Clean, separate, cook and chill. These are the four main areas of focus for food safety. Here are the guidelines for managing your food to keep your food, and your family safe: 

  1. Clean 

Before working with food in any way, washing and drying our hands thoroughly is important to prevent harmful bacteria from transferring onto our food, and repeat again if we go to the toilet, handle raw meat and fish, eggs or produce with dirt still on it, touching an animal or blowing our nose.  

To wash your hands, use soap and lather and wash for at least 20 seconds, then rinse both sides of your hands and dry well, as bacteria can be transferred in the moisture of your damp hands. 

  1. Separate 

Cross-contamination occurs when the bacteria from a food is transferred to another food or surface.
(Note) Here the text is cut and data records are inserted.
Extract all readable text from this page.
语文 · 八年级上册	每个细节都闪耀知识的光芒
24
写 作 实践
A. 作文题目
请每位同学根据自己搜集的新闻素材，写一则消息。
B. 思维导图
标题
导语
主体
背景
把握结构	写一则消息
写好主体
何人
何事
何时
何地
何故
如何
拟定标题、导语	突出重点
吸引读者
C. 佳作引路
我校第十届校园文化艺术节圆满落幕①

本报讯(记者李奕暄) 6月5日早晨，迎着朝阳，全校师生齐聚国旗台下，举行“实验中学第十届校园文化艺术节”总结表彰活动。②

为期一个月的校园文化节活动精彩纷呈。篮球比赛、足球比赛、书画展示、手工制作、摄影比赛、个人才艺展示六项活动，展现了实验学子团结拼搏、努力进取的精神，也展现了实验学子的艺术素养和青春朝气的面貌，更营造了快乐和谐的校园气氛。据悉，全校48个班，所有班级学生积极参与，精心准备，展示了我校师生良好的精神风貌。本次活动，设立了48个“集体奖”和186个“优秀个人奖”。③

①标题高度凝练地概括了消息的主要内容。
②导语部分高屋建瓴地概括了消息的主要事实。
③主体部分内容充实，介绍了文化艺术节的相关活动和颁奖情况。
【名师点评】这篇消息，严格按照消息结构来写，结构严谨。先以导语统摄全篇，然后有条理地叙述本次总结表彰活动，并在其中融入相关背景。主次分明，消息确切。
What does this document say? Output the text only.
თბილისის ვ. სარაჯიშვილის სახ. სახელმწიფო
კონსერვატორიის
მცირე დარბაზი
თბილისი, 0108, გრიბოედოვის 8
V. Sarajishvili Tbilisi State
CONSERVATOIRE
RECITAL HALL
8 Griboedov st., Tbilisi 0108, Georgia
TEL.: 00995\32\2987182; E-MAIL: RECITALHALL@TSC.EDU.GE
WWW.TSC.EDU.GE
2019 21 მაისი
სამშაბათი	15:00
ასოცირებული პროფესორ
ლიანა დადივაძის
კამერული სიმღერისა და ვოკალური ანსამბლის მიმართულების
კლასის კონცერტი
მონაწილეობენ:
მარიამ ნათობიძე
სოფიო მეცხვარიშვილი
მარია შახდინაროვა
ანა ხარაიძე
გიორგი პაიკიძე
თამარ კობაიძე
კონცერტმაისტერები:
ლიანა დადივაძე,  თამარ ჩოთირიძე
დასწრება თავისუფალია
This most commonly happens when raw meat or fish is cut on a chopping board and is used again to cut other food. This causes harmful bacteria from the raw meat or fish to transfer to the food prepared on the same board. 

A good tip is to have two sets of chopping boards and knife to keep the foods separate – one for raw food, and another for the other food. 

  1. Cook  

It’s important to cook certain foods properly so that they reach a temperature that reduces the risk of food poisoning. Meat, fish and eggs are of most concern as raw proteins are a high-risk foods that bacteria can grow and multiply on much easier than other foods. 

Raw and cooked meat should be cooked through so there is no pink inside and the juices run clear, however food like steak and safely be enjoyed more rare as long as it’s heated through and browned on the outside. Reheat food to 70 degrees quickly, so it’s steaming hot enough to kill off any bacteria. 

  1. Chill 

Food is considered to be in ‘the danger zone’ when it is between 5 and 60 degrees Celsius because it’s more difficult for harmful bacteria to grow in temperatures outside of this. Food should be stored below 5 degrees Celsius, and heated to above 60 degrees Celsius.  

Make sure to place your left overs into the fridge straight away rather than leaving it out to cool down to prevent any bacteria that might have survived the cooking process from multiplying while the food is cooling down. Never leave cooked food out for longer than 2 hours. Left overs can usually be kept safely in the fridge for 2 to 4 days and in the fridge for several months. 

Jaime Rose Chambers

Please note: Jaime's blog is general advice only. For further information on this topic, please consult your healthcare professional.